Not to mention, animals have been crucial sources of sustainable fertilizer for many thousands of years, without which agriculture would never have been as productive.
Do you also have this negative attitude towards all other non-vegitarian animals, or is it just for humans since they have more capability to cause more ecological harm?
Most importantly, humans have the ability to reflect their actions and decide differently. Both to minimize suffering, and to keep the plant hospitable to humans.
What’s gross is the idea that plants are “lower” and thus less deserving of value to life. Either embrace radically life denying Jainism, anti-natalism, voluntary extinction movement, and benevolent world exploder theory - or admit that you are just as cruel as those you implicitly claim to be better than (as a presumably non gross person)
But white vegans aren’t prepared to actually reckon with the logical conclusion of their ideas. Go read David Benatar (he’s a vegan whose actually consistent btw)
I never understood that line of reasoning. Plants do not have a central nervous system and, as of the current scientific consensus, are not aware of their subjective experience like animals are. Humans are omnivores, capable of thriving on a plant-based diet. The logical consequence, if you try to minimise suffering, is to eat plants instead of animals.
Life is a game of shifting carbon. To stay alive, you need to kill. But you can try to limit that to the least amount of killing required, and to killing those life forms without sentience as we understand it. This is the foundation of any ethical reasoning.
Having said all that, I also reject the vertical ordering of life on the tree of evolution. Plants are just very different from us, not necessarily higher or lower. Considering we have to make a choice as to what we are ready to sacrifice to survive, we can still choose those life forms that likely are not capable of suffering like we do, before turning to those more similar to us.
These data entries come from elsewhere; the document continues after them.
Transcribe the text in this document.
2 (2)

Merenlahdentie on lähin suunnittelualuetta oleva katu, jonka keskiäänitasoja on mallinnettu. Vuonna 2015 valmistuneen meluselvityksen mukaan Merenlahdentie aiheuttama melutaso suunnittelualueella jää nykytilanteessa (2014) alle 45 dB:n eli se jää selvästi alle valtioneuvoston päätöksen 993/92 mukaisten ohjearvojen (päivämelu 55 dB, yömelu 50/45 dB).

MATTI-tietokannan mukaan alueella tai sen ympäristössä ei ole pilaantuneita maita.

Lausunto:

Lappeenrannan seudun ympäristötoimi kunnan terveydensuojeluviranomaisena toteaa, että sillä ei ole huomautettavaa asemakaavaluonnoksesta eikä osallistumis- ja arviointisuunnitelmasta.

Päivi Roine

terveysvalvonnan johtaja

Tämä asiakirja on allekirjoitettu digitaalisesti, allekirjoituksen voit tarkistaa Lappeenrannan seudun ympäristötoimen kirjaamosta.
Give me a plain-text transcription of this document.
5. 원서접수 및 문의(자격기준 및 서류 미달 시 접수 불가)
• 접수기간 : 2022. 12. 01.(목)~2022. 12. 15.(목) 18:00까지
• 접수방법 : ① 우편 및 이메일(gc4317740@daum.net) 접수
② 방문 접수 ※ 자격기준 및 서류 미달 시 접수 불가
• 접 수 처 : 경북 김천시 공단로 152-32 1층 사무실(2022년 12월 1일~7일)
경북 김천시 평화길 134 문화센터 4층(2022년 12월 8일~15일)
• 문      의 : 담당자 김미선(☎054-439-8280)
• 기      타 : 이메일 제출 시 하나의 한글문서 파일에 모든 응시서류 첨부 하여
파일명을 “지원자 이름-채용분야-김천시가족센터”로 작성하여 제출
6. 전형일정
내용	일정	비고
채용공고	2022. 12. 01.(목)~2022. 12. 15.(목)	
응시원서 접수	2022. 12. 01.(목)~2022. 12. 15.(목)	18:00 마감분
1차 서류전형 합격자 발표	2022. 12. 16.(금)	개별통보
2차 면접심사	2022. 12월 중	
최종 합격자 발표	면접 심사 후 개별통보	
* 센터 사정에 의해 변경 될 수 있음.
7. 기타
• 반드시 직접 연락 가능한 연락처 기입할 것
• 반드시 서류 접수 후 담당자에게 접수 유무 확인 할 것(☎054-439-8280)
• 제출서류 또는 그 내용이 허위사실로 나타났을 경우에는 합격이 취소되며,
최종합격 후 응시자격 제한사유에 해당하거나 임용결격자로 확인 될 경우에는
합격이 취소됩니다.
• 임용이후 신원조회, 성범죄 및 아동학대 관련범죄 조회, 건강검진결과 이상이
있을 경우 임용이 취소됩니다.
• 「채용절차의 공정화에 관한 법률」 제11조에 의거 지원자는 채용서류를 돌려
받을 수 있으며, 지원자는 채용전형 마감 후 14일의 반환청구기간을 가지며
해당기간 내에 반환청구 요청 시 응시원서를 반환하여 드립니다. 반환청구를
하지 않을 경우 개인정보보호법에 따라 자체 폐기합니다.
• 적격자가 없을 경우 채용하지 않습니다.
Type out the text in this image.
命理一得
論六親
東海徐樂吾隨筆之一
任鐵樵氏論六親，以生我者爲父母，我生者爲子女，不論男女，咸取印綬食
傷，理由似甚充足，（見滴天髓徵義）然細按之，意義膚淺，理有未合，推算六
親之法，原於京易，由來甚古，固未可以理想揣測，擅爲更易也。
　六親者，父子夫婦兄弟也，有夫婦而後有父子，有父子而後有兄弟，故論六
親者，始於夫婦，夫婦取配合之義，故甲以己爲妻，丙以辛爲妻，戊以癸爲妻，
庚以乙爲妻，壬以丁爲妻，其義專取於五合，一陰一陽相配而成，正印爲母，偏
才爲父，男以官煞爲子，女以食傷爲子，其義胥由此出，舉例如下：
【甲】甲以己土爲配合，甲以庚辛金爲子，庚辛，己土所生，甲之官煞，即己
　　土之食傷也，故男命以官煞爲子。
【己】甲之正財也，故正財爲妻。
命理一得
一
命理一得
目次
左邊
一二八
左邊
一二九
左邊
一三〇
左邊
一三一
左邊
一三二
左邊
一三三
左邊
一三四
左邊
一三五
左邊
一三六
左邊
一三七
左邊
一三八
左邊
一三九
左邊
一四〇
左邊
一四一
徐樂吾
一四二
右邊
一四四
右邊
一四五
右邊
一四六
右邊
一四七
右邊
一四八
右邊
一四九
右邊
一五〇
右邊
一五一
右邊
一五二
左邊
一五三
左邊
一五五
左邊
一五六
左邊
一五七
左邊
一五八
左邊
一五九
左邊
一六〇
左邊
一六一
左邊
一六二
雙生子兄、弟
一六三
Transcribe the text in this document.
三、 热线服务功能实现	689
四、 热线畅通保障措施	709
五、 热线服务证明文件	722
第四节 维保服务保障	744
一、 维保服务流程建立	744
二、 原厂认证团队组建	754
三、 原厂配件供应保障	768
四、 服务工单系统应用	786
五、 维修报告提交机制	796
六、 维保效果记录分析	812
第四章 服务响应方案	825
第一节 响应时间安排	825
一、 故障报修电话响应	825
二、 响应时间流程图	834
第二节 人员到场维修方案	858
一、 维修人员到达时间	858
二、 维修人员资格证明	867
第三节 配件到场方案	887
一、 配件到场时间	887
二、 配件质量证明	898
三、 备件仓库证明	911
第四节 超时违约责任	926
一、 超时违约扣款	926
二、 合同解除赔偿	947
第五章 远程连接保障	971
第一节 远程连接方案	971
Specifically, this gave me the reaction, bc it seems in bad company with other ideologies:
> I am unapologetic about obeying biological imperatives to eat other animals.
Deep history exists in our "biological" context and is critical reality, but arguing some "biological imperative" to act on it, that strikes me as a strange place to start
Context: am biochemist, and I think about biology and biochemistry as a very integrated part of my worldview. But I don't harken to any biological imperative for my actions and choices. It explains them, it doesn't command them. Distorting our biology and psychology is what makes us human and agentic imho
Humm the next logical step would be to pressurize the rocket before igniting it. Or maybe to add some water in the bottle to increase the propelled mass. They just need a way to ignite the alcohol fume from the top……
I would think the next logical step would be pressurizing a stainless steel thermos with liquid methane and mating it to a 3d printed copper prototype manifold and turbine pump.